AK Parti Genişletilmiş İl Başkanları Toplantısı

Cumhurbaşkanı ve AK Parti Genel Başkanı Erdoğan: (1)'Siz bakmayın bazılarının AK Parti'yi tek adamlıkla suçlamalarına. Bu ülkede diktatör görmek isteyen, bir gecede 15 milletvekiline, partisine, kamuoyuna ve milletimize hiçbir makul gerekçe göstermeden, siyaset mühendisliği ürünü yöntemlerle zorla parti değiştirtenlere bakmalıdır' '15 milletvekili. Bunları sen seçmedin? Bunları kim seçti, millet ve sen bunları ağlatarak, kendi evinden kabul edemeyeceği bir yere ihraç ediyorsun, gönderiyorsun. Böyle bir anlayış olabilir mi?Ama diktatörler bunu yapar' 'Ne şekilde bu noktaya gelinmiş olursa olsun erken seçimleri, milletimizle bir kez daha hasbihal etme, yaptıklarımızı hatırlatma, yapacaklarımızı anlatma vesilesi olarak görüyoruz'

Cumhurbaşkanı ve AK Parti Genel Başkanı Recep Tayyip Erdoğan, "Siz bakmayın bazılarının AK Parti'yi tek adamlıkla suçlamalarına. Bu ülkede diktatör görmek isteyen, bir gecede 15 milletvekiline, partisine, kamuoyuna ve milletimize hiçbir makul gerekçe göstermeden, siyaset mühendisliği ürünü yöntemlerle zorla parti değiştirtenlere bakmalıdır." dedi.
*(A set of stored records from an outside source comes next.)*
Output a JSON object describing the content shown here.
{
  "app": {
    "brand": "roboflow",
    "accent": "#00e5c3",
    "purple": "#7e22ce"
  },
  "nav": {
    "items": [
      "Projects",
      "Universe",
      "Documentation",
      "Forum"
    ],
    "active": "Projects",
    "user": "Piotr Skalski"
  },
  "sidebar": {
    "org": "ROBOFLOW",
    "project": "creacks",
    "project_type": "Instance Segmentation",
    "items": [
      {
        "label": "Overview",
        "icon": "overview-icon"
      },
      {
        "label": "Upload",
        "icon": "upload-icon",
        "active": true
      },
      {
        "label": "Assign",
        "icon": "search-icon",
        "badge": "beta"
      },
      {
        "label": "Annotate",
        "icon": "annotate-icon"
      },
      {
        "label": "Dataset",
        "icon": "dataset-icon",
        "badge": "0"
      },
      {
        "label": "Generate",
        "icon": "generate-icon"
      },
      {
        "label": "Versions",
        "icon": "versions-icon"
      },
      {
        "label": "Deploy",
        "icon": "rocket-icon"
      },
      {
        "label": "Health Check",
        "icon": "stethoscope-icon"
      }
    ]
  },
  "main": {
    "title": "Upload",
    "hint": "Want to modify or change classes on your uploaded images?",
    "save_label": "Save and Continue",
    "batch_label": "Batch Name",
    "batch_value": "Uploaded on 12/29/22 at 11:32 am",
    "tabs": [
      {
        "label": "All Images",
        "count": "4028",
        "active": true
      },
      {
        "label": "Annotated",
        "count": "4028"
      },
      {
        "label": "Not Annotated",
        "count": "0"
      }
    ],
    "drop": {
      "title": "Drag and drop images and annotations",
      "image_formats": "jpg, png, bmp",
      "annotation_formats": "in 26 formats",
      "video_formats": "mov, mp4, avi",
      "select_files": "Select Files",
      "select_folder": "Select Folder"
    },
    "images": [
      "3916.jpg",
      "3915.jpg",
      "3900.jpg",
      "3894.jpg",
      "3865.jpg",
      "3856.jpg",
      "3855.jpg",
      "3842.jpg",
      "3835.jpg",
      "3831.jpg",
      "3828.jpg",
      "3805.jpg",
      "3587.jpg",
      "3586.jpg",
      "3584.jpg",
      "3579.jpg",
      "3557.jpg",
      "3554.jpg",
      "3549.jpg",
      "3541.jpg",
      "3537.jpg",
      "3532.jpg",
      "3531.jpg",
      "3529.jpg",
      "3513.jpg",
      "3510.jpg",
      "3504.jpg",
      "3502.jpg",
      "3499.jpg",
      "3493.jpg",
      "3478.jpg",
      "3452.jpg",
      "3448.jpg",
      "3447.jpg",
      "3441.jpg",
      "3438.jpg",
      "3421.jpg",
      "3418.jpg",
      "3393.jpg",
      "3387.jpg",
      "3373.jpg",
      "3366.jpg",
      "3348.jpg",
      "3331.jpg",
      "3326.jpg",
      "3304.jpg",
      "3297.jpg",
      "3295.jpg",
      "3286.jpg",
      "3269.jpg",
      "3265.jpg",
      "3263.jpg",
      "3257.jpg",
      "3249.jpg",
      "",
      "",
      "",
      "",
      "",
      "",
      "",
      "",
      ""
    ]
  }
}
Erdoğan, partisinin genel merkezinde AK Parti Genişletilmiş İl Başkanları Toplantısı'nda partililere hitap etti.

Sözlerine, "Bu toplantımızı erken seçim kararından çok önce, il başkanlarımızla her ay düzenli olarak yaptığımız buluşmalardan biri olarak takvimimize kaydetmiştik" ifadesiyle başlayan Erdoğan, AK Parti'nin tüm kurumsal istişare mekanizmalarını hassasiyetle işlettiğini söyledi.

Erdoğan, siyasetlerinin temelinde "ortak aklın, demokrasinin, her türlü görüşe ve teklife açık olmanın" bulunduğuna işaret ederek, partide ülkeye ve millete hizmet yolunda bir bayrak yarışı olarak kabul edilen görev değişimlerinin de bu anlayışla yapıldığını ifade etti.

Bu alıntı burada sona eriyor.